これは私が達成しようとしている構成です。ポート80でCentOSマシンを介してリモートデスクトップ接続を確立し、CentOSをポート80でサーバーに接続しようとしています。
192.168.0.120は、ポート80の192.168.0.100(CentOS)に接続することにより、192.168.30.37のポート80に接続する必要があるクライアントです。

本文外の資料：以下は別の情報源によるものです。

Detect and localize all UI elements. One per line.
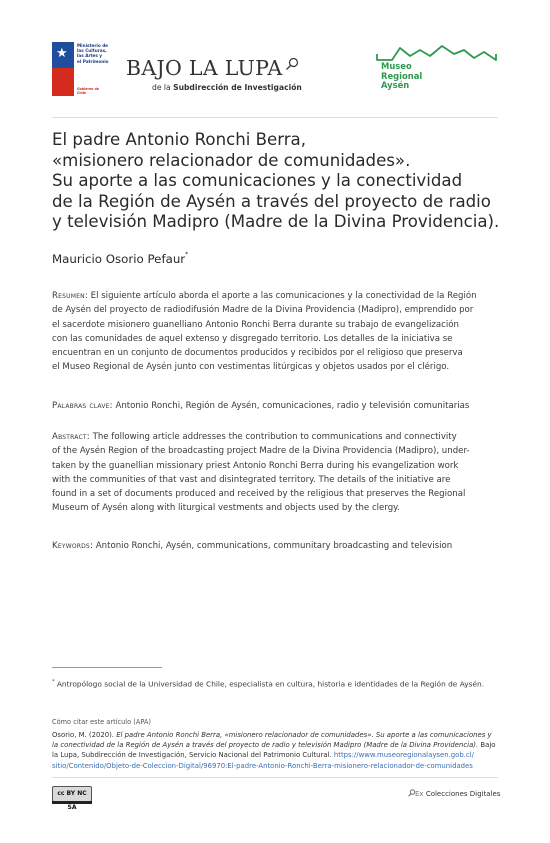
- magnifier-small-icon: [408, 789, 415, 797]
- palabras-clave-label: Palabras clave:: [52, 401, 113, 411]
- magnifier-icon: [285, 57, 299, 71]
- series-title: BAJO LA LUPA: [126, 56, 283, 80]
- collections-digital-label: Ex Colecciones Digitales: [415, 790, 501, 798]
- footer-divider: [52, 777, 498, 778]
- header-divider: [52, 117, 498, 118]
- resumen-label: Resumen:: [52, 291, 88, 301]
- license-bar: [52, 801, 92, 804]
- series-subtitle: de la Subdirección de Investigación: [152, 83, 302, 92]
- citation-text: Osorio, M. (2020). El padre Antonio Ronchi Berra, «misionero relacionador de comunidades». Su aporte a las comunicaciones y la conectividad de la Región de Aysén a través del proyecto de radio y televisión Madipro (Madre de la Divina Providencia). Bajo la Lupa, Subdirección de Investigación, Servicio Nacional del Patrimonio Cultural. https://www.museoregionalaysen.gob.cl/ sitio/Contenido/Objeto-de-Coleccion-Digital/96970:El-padre-Antonio-Ronchi-Berra-misionero-relacionador-de-comunidades: [52, 731, 496, 770]
- palabras-clave-paragraph: Palabras clave: Antonio Ronchi, Región de Aysén, comunicaciones, radio y televisión comunitarias: [52, 401, 470, 411]
- citation-link[interactable]: https://www.museoregionalaysen.gob.cl/: [333, 751, 474, 760]
- author-name: Mauricio Osorio Pefaur*: [52, 251, 189, 266]
- citation-link-continued[interactable]: sitio/Contenido/Objeto-de-Coleccion-Digital/96970:El-padre-Antonio-Ronchi-Berra-misionero-relacionador-de-comunidades: [52, 761, 473, 770]
- ministry-name: Ministerio de las Culturas, las Artes y el Patrimonio: [77, 43, 109, 64]
- abstract-label: Abstract:: [52, 432, 90, 442]
- keywords-label: Keywords:: [52, 541, 94, 551]
- article-title: El padre Antonio Ronchi Berra, «misionero relacionador de comunidades». Su aporte a las comunicaciones y la conectividad de la Región de Aysén a través del proyecto de radio y televisión Madipro (Madre de la Divina Providencia).: [52, 130, 500, 232]
- footnote-mark: *: [185, 251, 189, 258]
- keywords-paragraph: Keywords: Antonio Ronchi, Aysén, communications, communitary broadcasting and television: [52, 541, 453, 551]
- abstract-paragraph: Abstract: The following article addresses the contribution to communications and connectivity of the Aysén Region of the broadcasting project Madre de la Divina Providencia (Madipro), under- taken by the guanellian missionary priest Antonio Ronchi Berra during his evangelization work with the communities of that vast and disintegrated territory. The details of the initiative are found in a set of documents produced and received by the religious that preserves the Regional Museum of Aysén along with liturgical vestments and objects used by the clergy.: [52, 432, 470, 514]
- government-logo: [52, 42, 108, 96]
- government-label: Gobierno de Chile: [77, 87, 99, 95]
- chile-flag-icon: ★: [52, 42, 74, 96]
- resumen-paragraph: Resumen: El siguiente artículo aborda el aporte a las comunicaciones y la conectividad de la Región de Aysén del proyecto de radiodifusión Madre de la Divina Providencia (Madipro), emprendido por el sacerdote misionero guanelliano Antonio Ronchi Berra durante su trabajo de evangelización con las comunidades de aquel extenso y disgregado territorio. Los detalles de la iniciativa se encuentran en un conjunto de documentos producidos y recibidos por el religioso que preserva el Museo Regional de Aysén junto con vestimentas litúrgicas y objetos usados por el clérigo.: [52, 291, 477, 373]
- creative-commons-icon[interactable]: cc BY NC SA: [52, 786, 92, 802]
- author-footnote: * Antropólogo social de la Universidad de Chile, especialista en cultura, historia e identidades de la Región de Aysén.: [52, 679, 485, 689]
- citation-label: Cómo citar este artículo (APA): [52, 718, 151, 726]
- footnote-divider: [52, 667, 162, 668]
- museum-name: Museo Regional Aysén: [381, 61, 423, 91]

- CentOSens160は192.168.0.100/24です
- CentOSens192は192.168.30.254/24です
- CentOSens224は192.168.40.254/24です
私がこれまでに試したこと:
- 無効なSELINUX
/etc/sysctl.confでIPv4転送を有効にしました
/etc/sysctl.conf net.ipv4.ip_forward = 1/ etc/systemconfig/iptablesは
*filter :INPUT ACCEPT [0:0] :FORWARD ACCEPT [0:0] :OUTPUT ACCEPT [12:944] -A INPUT -m state --state RELATED,ESTABLISHED -j ACCEPT -A INPUT -p icmp -j ACCEPT -A INPUT -i lo -j ACCEPT -A INPUT -p tcp -m state --state NEW -m tcp --dport 22 -j ACCEPT -A INPUT -j REJECT --reject-with icmp-Host-prohibited -A FORWARD -i ens160 -o ens192 -m state --state RELATED,ESTABLISHED -j ACCEPT -A FORWARD -i ens192 -o ens160 -j ACCEPT -A FORWARD -i ens160 -o ens224 -m state --state RELATED,ESTABLISHED -j ACCEPT -A FORWARD -i ens224 -o ens160 -j ACCEPT -A FORWARD -j REJECT --reject-with icmp-Host-prohibited COMMIT *nat :PREROUTING ACCEPT [4:272] :INPUT ACCEPT [0:0] :OUTPUT ACCEPT [0:0] :POSTROUTING ACCEPT [0:0] -A PREROUTING -i ens160 -p tcp -m tcp --dport 80 -j DNAT --to-destination 192.168.30.37:80 -A POSTROUTING -o ens160 -j MASQUERADE -A POSTROUTING -d 192.168.0.100/32 -j MASQUERADE COMMIT
それで、私のiptablesルールに何か問題がありますか?それとも私が見逃している可能性があるものはありますか?
とにかく、あなたはフォワードルールを逃しています
iptables -A FORWARD -i ens160 -o ens192 -p tcp -m tcp -d 192.168.30.37 -m state --state NEW -j ACCEPT
この前に、上記のルールを挿入する必要があります。
-A FORWARD -j REJECT --reject-with icmp-Host-prohibited
RedHat Entrprise Linux 7.0(CentOS 7.0の「上流」)では、iptablesとのやり取りは firewalld を介して行われます。 iptables構成を手動で変更することは可能ですが、相互作用の場合は意図した方法ではありません。
iptables構成を直接変更したい場合は、iptablesに関するドキュメントを参照してください。あなたは正しい道を進んでいますが、例えば、-iおよび-o引数は、入力インターフェースと出力インターフェース(eth0など)、ホスト名ではありません。 iptablesがどのように機能するかについて、いくつかの背景が必要なようです。